READ ‘EM AND WEEP

In my continuing quest to earn money while sitting at home reading the paper, I’ve decided to write a bestselling management book.  Nothing too fancy – just an unlikely concept carried to its extreme and endorsed by Kenneth Blanchard.

Actually, while I’m at it, why don’t I write a whole batch, under different pseudonyms, and sell them all at once?  I just need to do use the Modelling technique and reproduce what successful authors before me have done, and the royalties will surely come flooding in.

Here then, is my Spring book catalogue. All orders to the usual address – cash only.

 

Meat! How to Get Your Team Sizzling by Marcus J. Winkenfalter, Bart D. Nardler and Conradin Von Gugelberg

The authors show how the simple management techniques used by their local butcher can be used to (as they put it) “re-sizzle your team’s sausage”.  Chapters include ‘Wield that Chopper’; ‘Tripe Can be Edible Too’ and ‘Some Cuts Need Slower Cooking’.  Described by Ken Blanchard, author of The One Minute Manager Loses His Watch, as ‘The greatest book ever written based on the management techniques used by a local butcher.”.  (Also available in a UK version: Quorn: How to Make Your Team Mildly Interested).

 

Who Moved My Knitting? By Lucas F. Klaustenhaller, M.D.

The powerful fable of two elderly spinsters sharing a house.  Each day, they get up at the same time, and sit in the same chairs knitting jumpers for relatives. One morning, they both find their knitting has disappeared.  Ethel cannot cope, has a complete breakdown and ends her days in a secure mental health unit; Elsie, though, sees it as an opportunity to embrace change, and flies round Europe on a home-made micro light aircraft.  And the moral?  (Rats – I knew I’d forgotten something.) Ken Blanchard, author of The One Minute Manager Moves to Italy and Gets a Terrible Shock, says: “No more knit-one-pearl-one living for me.”

 

Flipchart Magic: How To Make Your Pen Mightier Than Any Sword In The Battle For Participant Enthusiasm  by Jack Constable

“You can tell a trainer by his flipcharts,” says internationally renowned flipchart creator Jack Constable in this powerful and stimulating hands-on guide which will (as Jack puts it) ‘flip your flips’.  Jack shows you how, with a little practice, even the most artistically challenged training professional can produce audible ‘oooh’s and ‘aaah’s from their course participants.  Topics covered include: using different colour pens; drawing a wiggly red line under the title; and, for the more advanced, writing at the same time as you talk. One delighted reader reports: “I spent 30 minutes creating a copy of the Sistine Chapel ceiling on a flipchart, then turned round to find the group had gone into a trance, so overwhelmed were they by the experience.”

 

The Tao of Filing by Yos Ushi

Do you get angered by boring, repetitive tasks?  Then this book is for you.  As its author says in the introduction:

“Like the whisper

Of water following its true path

So the whisper

Of a well-oiled filing drawer

Reunited with its contents.

Thus we find balance in the world.”

Chapters include: ‘Being as One With the Index Card’; ‘A Misfiled Letter In Birmingham Causes A Hurricane In Stockton On Tees’ and ‘Your File Is Only As Empty As Your Mind’.  Ken Blanchard, author of The One Minute Manager is Given 59 Seconds to Live says: “File under ‘Wow!’”

 

Alan Titchmarsh’s Guide to Management.

Tired of the same old management metaphors?  Give your motivational team talks a lift with this thoroughly worked through gardening analogy.  Let Alan transform you from a Weed Puller into a Nurturing Gardener.  Analyse your and team members’ styles using the handy Plant Personality guide: are you a Rose (attractive but thorny), a Gypsophilia (insipid alone, but useful in a mixed bunch) or one of the other 352 species described in detail?
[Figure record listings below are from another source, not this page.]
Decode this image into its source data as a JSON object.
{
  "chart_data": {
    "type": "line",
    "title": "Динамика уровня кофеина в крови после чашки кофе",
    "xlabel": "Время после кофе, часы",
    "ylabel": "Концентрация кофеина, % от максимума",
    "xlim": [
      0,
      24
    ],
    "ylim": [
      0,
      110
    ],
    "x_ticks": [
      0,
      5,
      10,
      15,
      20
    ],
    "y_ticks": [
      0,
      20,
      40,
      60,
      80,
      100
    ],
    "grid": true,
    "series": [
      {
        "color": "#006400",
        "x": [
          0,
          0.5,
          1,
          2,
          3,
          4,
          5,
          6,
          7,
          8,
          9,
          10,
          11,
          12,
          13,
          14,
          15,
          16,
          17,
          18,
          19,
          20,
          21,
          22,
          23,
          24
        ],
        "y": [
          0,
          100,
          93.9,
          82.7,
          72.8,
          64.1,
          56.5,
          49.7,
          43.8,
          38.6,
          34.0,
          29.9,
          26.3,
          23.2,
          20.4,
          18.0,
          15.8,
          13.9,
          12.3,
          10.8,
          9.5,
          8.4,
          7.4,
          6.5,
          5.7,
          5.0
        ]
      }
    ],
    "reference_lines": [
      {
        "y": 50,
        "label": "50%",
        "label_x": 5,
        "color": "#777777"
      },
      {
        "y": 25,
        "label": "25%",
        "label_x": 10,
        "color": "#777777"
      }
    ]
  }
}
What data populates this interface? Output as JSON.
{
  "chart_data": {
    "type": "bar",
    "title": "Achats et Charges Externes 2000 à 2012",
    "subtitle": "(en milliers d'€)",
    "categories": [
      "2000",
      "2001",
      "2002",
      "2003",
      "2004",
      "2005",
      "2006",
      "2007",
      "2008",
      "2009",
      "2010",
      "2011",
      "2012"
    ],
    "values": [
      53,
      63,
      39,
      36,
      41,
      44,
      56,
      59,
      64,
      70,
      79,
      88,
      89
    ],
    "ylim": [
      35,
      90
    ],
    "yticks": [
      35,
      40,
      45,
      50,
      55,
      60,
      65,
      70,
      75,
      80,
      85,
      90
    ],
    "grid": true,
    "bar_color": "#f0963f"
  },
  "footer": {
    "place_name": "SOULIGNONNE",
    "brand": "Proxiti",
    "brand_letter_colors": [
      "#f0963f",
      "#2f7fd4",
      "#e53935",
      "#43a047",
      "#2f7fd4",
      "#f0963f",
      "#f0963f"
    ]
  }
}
Once you know what type of plant you’re dealing with, says Alan, then it’s simply a question of getting the right ‘soil’, ‘nutrients’ and ‘light’ (we won’t spoil the book by telling you what these are metaphors for!)  Among the book’s many memorable insights are “Climbers can’t climb unless they have something to climb up.” And “If you don’t like getting your hands dirty, wear suitable sturdy gloves.” One satisfied reader reports: “I now realise my team are all vegetables.  Thanks Alan.”  Ken Blanchard, author of The One Minute Manager Alienates all His Colleagues With His Smug Way of Always Getting People Management Absolutely Right, says: “I was convinced this was an existing book about gardening with just a new cover, but when the endorsement cheque arrived I realised how wrong I was.”